The word navigator conjures up an image of an expert guide who ensures our safety on stormy seas.
If you have ever waded into the U.S. healthcare system or selected a benefit plan, you likely wished you had one at your side. It doesn’t take much to feel as if you are in over your head.
The Affordable Care Act contains a provision for navigators to act as the beacon for consumers during the eligibility and enrollment process in state-based insurance exchanges, i.e., competitive marketplaces. Proposed regulations establishing standards that will apply to navigator roles were released last month by the Department of Health and Human Services.
Beginning Oct. 1, individuals and small businesses are scheduled to be able to purchase private health insurance from state exchanges, with coverage effective Jan. 1, 2014. Although a delay in rollout has been reported, a Small Business Health Options Program exchange will help employers compare health plans and enroll their employees.
But what about companies with more than 100 employees that may be participating in corporate exchanges?
We are about to experience a seismic shift from an employer-driven payer model to a consumer-directed model in which employees will be making the choices. Based on what I heard in the past few weeks at three consecutive national conferences where healthcare reform was the topic du jour, the burden for educating employees about their health plan choices will largely fall on the shoulders of employers and their insurance partners.
At the annual Risk and Insurance Management Society conference last month in Los Angeles, I asked Matt Stover, an industry expert and managing director at the Boston Consulting Group, about the state of consumer readiness for exchanges. His response: “Fabulously unprepared. There is a huge disconnect between services and needs, and employers are at the nexus.” Consequently, they are scrambling to find ways to close the gaps.
Stover said new models that are likely to emerge will feature a combination of channels including traditional enrollment practices, one-on-one coaching, call centers, online activities and other “tools employers need to engage employees in the single enrollment event” and across the entire benefits landscape.
I’m particularly encouraged to learn that these new models may be used to improve the overall health of working populations.

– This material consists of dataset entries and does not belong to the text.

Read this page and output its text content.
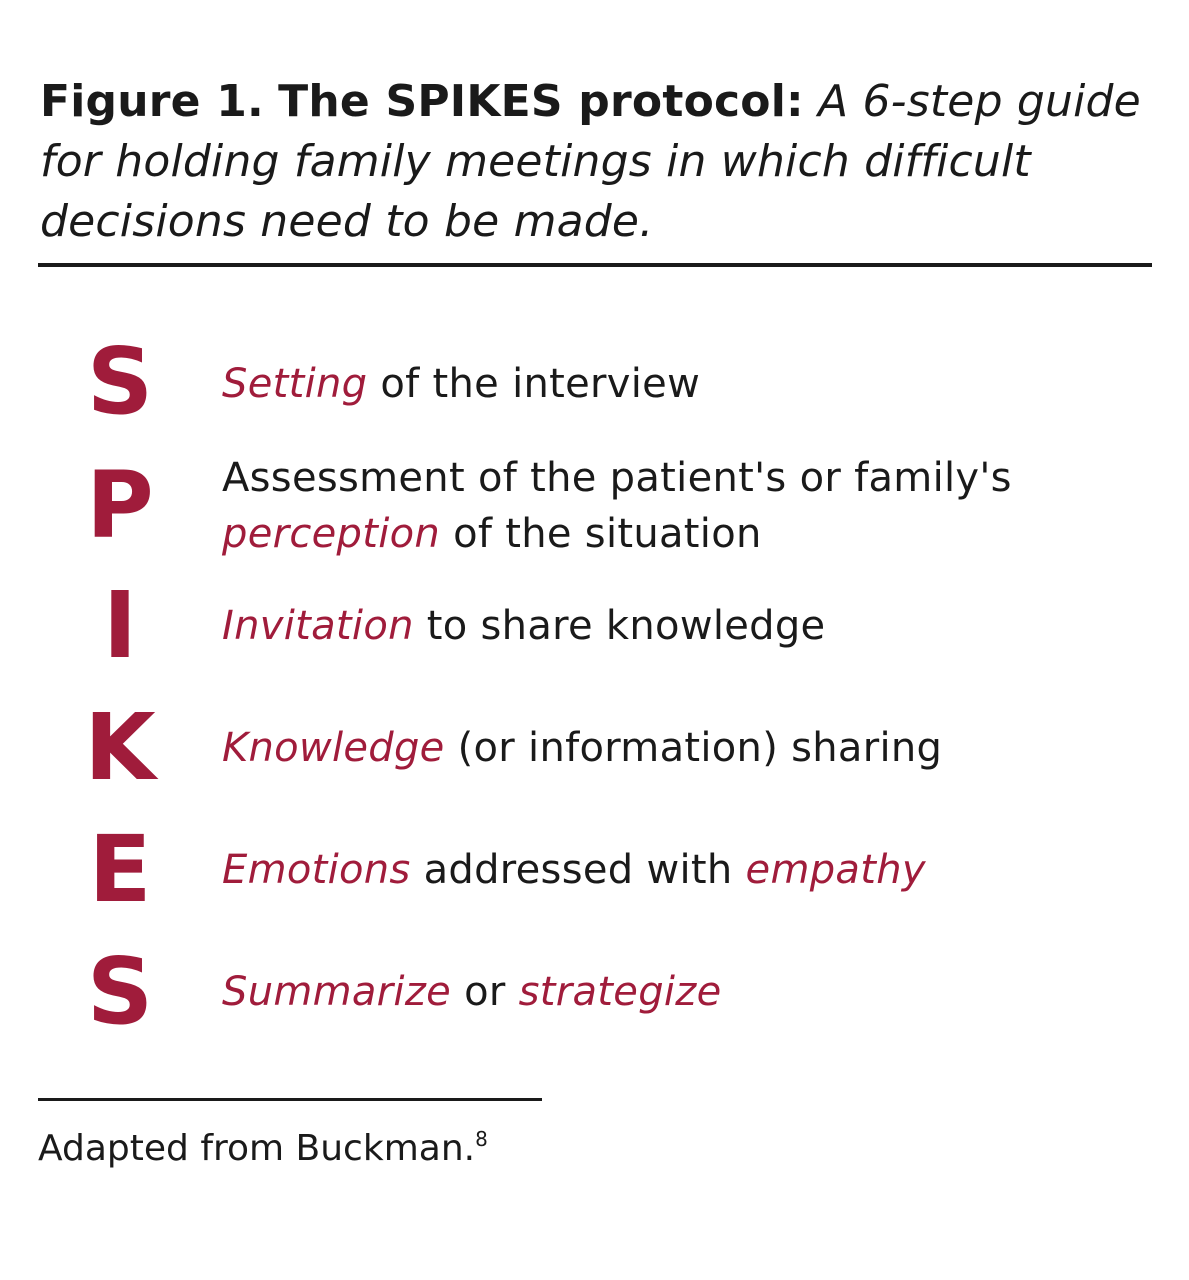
Figure 1. The SPIKES protocol: A 6-step guide for holding family meetings in which difficult decisions need to be made.
S Setting of the interview
P Assessment of the patient's or family's
perception of the situation
I	Invitation to share knowledge
K Knowledge (or information) sharing
E Emotions addressed with empathy
S Summarize or strategize
Adapted from Buckman.$^8$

However, many challenges lie ahead as we experience this sea change. Employers will need to have a firm grasp on the economic and legal impacts of public and private exchanges in comparison to traditional health benefit plans while heightening their awareness of employee preferences. In the insurance industry, experts say larger companies must figure out how to manage the sell-through process to employees who will be making the choices. With respect to smaller companies, the challenge for insurers and brokers is how to scale offerings to meet the needs of smaller populations.
Here are a few other reasons why we should care:
- A study published in Health Affairs on Massachusetts’ experience confirms that consumers need help navigating exchanges.
- In another study, less than one-in-five patients in a high-deductible consumer-directed health plan were unaware of their eligibility for free or low-cost preventive care. As a result, they delayed or did not have preventive office visit, test or screening because of the cost.
- Surveys repeatedly show that many employees rely on their employer as a trusted adviser in benefits planning and selection.
- Research in behavioral economics and decision psychology suggests that giving people more choices paradoxically causes them to make poor decisions. (Refer to the Paradox of Choice: Why More is Less by Barry Schwartz.)
For employers, the corporate exchange model creates the potential for improved cost predictability, lower overhead from elimination of vendor management, and a greater focus on employee health and productivity through redeployment of human resources functions. For employees, it represents the promise of a superior user experience.
A recent Booz & Company survey of more than 500 employers and 300 consumers validates the expectation that interest in corporate exchanges will grow as state exchanges come on line. (The findings are analyzed in a paper on the Emergence of Private Health Insurance Exchanges.) Meanwhile, in a Corporate Healthcare Exchange Survey of 562 companies, AON Hewitt found:
- More than two-thirds of respondents lack a formal health care strategy, but 94 percent remain committed to offering and financially supporting health benefit coverage in some manner.
- 77 percent currently offer health plans with limited choices and pay a percentage of the cost.
- 44 percent say a corporate exchange will be the preferred approach to providing healthcare in the next three to five years, a significant increase from the current market of only 4 percent.
We all need to become better educated healthcare consumers. It starts with caring about our own health and the well-being of the workforce, whatever our role in the delivery system.